Menurutnya, ekonomi Indonesia bisa dipacu sedemikian rupa agar tumbuh lebih besar dari saat ini seandainya tindak kejahatan ekonomi berhasil diatasi.

"Indonesia secara luas yang disebut sebagai shadow economy 20-40 persen dari GDP, itu artinya kalau kita bisa memerangi ini economic growth kita kesejahteraan rakyat kita itu akan bisa terjamin lebih baik," ungkapnya.

Persoalannya kenapa ini menjadi penting, jika di lihat, dua instrumen undang-undang adalah jika dilihat hadirnya PPATK selama 18 tahun terlihat dalam setiap kejadian kejahatan-kejahatan ini.

"Selalu saja melibatkan beberapa hal, yang jelas banyak sekali penggunaan uang-uang cash untuk tujuan-tujuan kejahatan pencucian uang. Disitu kita lihat misalnya narkoba itu dibelakangnya kalau disita duit puluhan hingga ratusan miliar," ujarnya.

Begitupula, korupsi dan juga tindak kejahatan lain, karena memang ada problem bersama. Artinya, kata dia, sejak PPATK berdiri 18 tahun lalu itu telah melakukan kerjasama yang intens dengan lembaga dan kementerian terkait untuk kemudian memperbaiki pengawasan sistem keuangan.

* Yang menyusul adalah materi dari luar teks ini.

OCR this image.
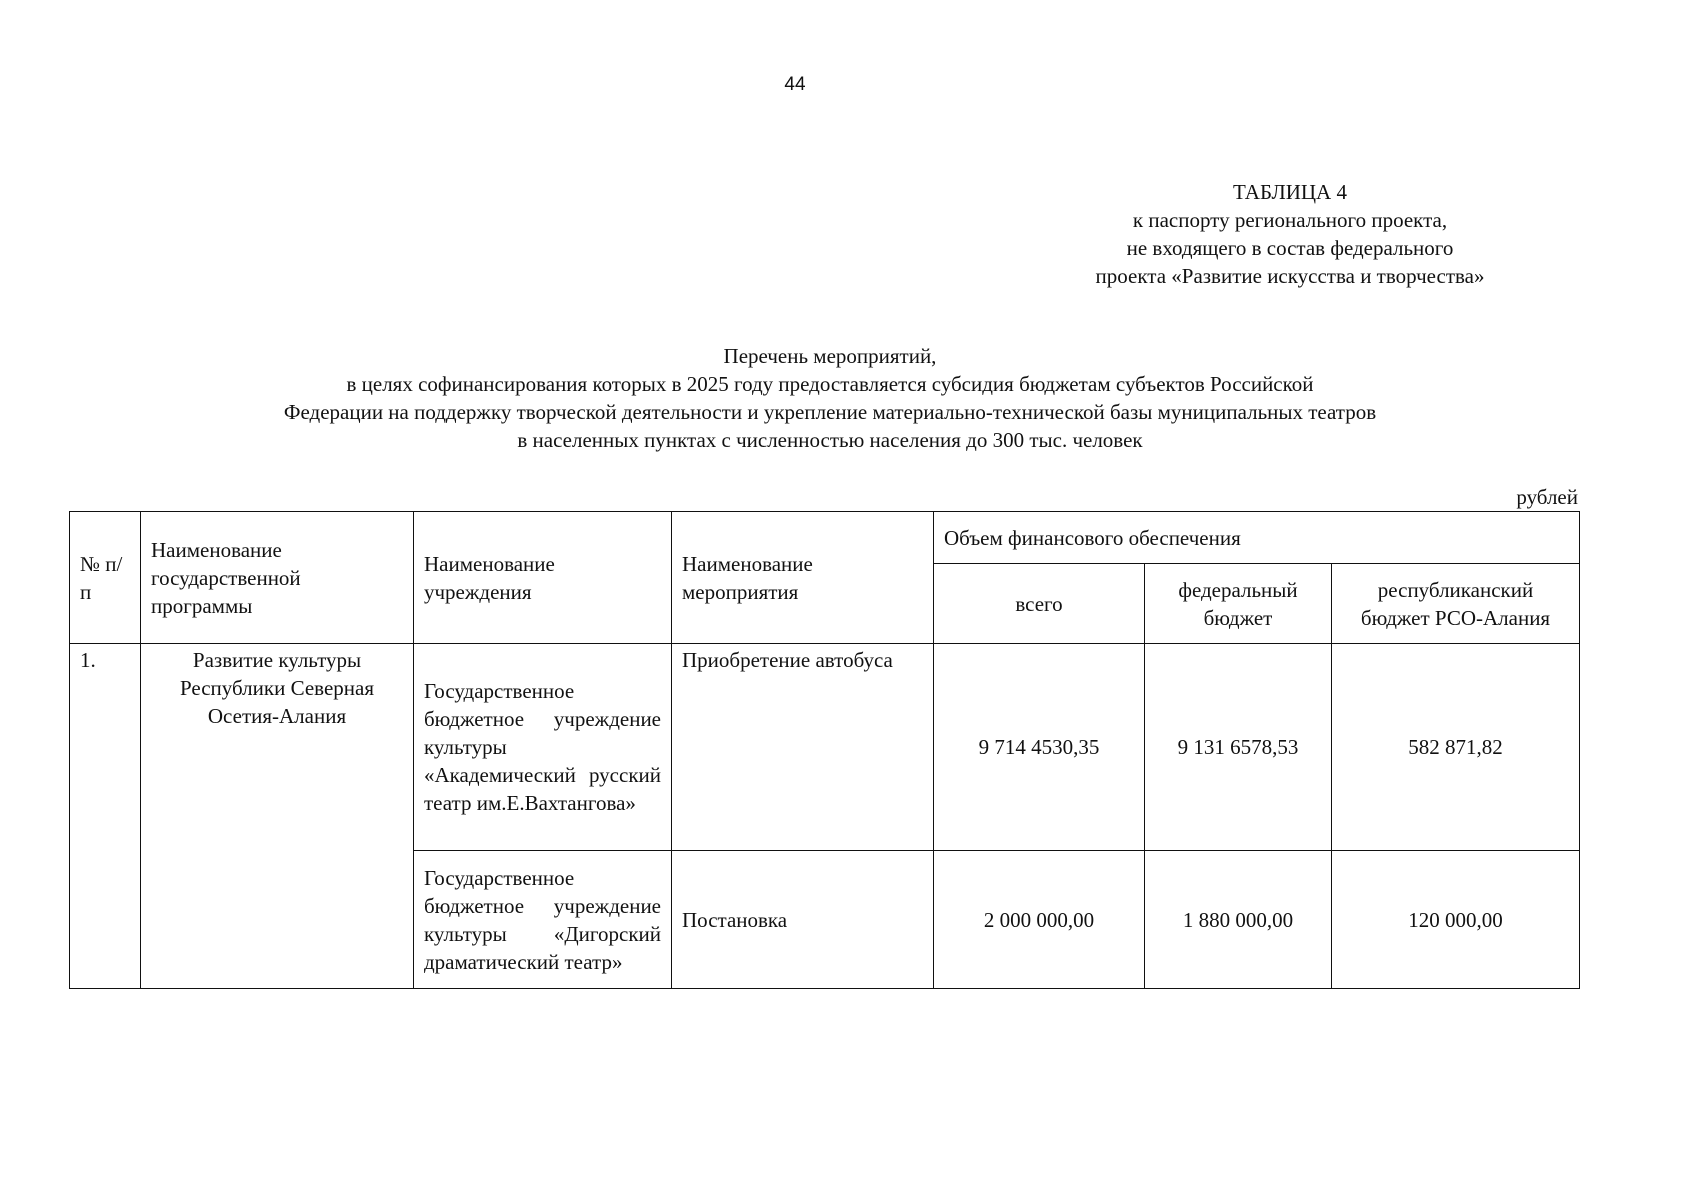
44
ТАБЛИЦА 4
к паспорту регионального проекта,
не входящего в состав федерального
проекта «Развитие искусства и творчества»
Перечень мероприятий,
в целях софинансирования которых в 2025 году предоставляется субсидия бюджетам субъектов Российской
Федерации на поддержку творческой деятельности и укрепление материально-технической базы муниципальных театров
в населенных пунктах с численностью населения до 300 тыс. человек
рублей
№ п/п	Наименование государственной программы	Наименование учреждения	Наименование мероприятия	Объем финансового обеспечения		
				всего	федеральный бюджет	республиканский бюджет РСО-Алания
1.	Развитие культуры Республики Северная Осетия-Алания	Государственное бюджетное учреждение культуры «Академический русский театр им.Е.Вахтангова»	Приобретение автобуса	9 714 4530,35	9 131 6578,53	582 871,82
		Государственное бюджетное учреждение культуры «Дигорский драматический театр»	Постановка	2 000 000,00	1 880 000,00	120 000,00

"Maka dari itu, selama itu masuk di dalam sistem, sebetulnya sangat mudah bagi kita untuk mengontrol segala sesuatu, misalnya soal pendanaan terorisme. Jadi memang jika kita sukses untuk melakukan perbaikan dalam pengawasan terhadap sistem keuangan kita, maka para penjahat ini akan mencari alternatif lain," jelasnya.

Adapun, alternatif itu adalah yang paling mudah di Indonesia melakukan transaksi cash. Ini, lanjut dia, transaksi cash di Indonesia masih menunjukan angka yang signifikan.

"Indonesia itu masih cukup luar biasa besar masih diatas 50 persen transaksi uang cashnya. And where did you like it or not persepsi korupsi itu juga terkait dengan masalah penggunaan uang cash. Karena biasanya negara yang penggunaan uang cash yang sangat tinggi seperti Indonesia dan India cenderung persepsi korupsinya itu renda," tandansya.

Berbeda dengan negara-negara misal skandinavia yang sudah maju rata-rata transaksi cash nya hanya 20 persen. Tentu selama ini, BI dan OJK sudah melakukan upaya-upaya himbauan untuk menggunakan less cash dalam sistem keuangan di Indonesia.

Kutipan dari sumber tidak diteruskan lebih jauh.